Searching the Distributed IPFS Web
Source: https://github.com/ipfs/archives/issues/8
Most of the web today uses the Hyper Text Transfer Protocol (HTTP) to send the webpage from a central server to your computer, and use a Domain Name System (DNS) to lookup the IP address for a given domain name. For example, consider trying to visit google.com. When you type the URL into your browser, the first thing it does is resolve the URL to an IP address by asking a centralized DNS server. Then, it uses HTTP to transfer the content to your computer. However, as demonstrated by a recent Distributed Denial of Service (DDOS) attack on Friday, October 21, such a centralized system very vulnerable. The future of the web is a protocol for a distributed file system, called the InterPlanetary File System (IPFS).
Right now,web searching is also centralized: Google has huge databases, which index the web. However, with a distributed web, the searching too should also be centralized, so that you can find anything you want without relying on a single company.

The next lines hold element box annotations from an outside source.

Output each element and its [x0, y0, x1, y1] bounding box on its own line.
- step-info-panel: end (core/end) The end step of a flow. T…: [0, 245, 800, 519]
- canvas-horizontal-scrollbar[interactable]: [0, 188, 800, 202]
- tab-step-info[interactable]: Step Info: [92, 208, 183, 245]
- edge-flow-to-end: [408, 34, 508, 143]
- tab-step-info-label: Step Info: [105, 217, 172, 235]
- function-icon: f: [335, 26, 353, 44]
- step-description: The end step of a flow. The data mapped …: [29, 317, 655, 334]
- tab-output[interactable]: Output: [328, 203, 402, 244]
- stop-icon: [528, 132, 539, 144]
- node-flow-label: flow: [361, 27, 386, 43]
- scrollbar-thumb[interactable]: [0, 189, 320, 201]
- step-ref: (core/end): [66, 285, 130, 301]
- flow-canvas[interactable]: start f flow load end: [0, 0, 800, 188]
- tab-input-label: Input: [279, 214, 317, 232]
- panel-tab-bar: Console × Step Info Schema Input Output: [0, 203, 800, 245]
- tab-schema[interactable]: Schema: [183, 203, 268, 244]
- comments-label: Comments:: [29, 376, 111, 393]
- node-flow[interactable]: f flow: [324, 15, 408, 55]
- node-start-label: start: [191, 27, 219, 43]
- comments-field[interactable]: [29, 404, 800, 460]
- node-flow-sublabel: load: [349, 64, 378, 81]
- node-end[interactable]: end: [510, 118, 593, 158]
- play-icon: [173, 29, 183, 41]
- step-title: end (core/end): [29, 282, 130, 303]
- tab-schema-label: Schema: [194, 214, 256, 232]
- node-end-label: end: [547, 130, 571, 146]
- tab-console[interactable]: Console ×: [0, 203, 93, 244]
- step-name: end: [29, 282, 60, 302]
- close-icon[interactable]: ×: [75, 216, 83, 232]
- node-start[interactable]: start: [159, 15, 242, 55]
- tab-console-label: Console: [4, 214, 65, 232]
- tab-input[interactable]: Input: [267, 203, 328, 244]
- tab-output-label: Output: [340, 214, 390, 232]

This is a far more interesting problem then a centralized search like we discussed in class. With a centralized search, a company, like google, can build up a huge database, and then you can ask them to search their database for you. However, in a distributed search, there is no central database. How could a distributed search work? The designers of IPFS suggest two ways:
- Static: nodes in the IPFS network maintain indexes of the file currently on them, and serve these indices just like any webpage.
- Dynamic: when a client wants to search for a page, his search is sent from node to node and each node returns the pages that match his query.
Missing from both of these is how the client decides which node to contact. If a client is searching for cows, and asks some other nodes for pages on cows, it might happen that none of those nodes have pages on cows because all of those pages are stored on other nodes. Thus, in order for the search engine to work, you would need some sort of hub which could tell you what nodes have pages about cows, and perhaps what other hubs it thinks would have pages about cows. In this way, you could have many such IPFS nodes throughout the network which collect and update this information. Then, using something similar to the hubs and authority model discussed in class, client nodes could rank these hubs, and decide which hub to trust when searching.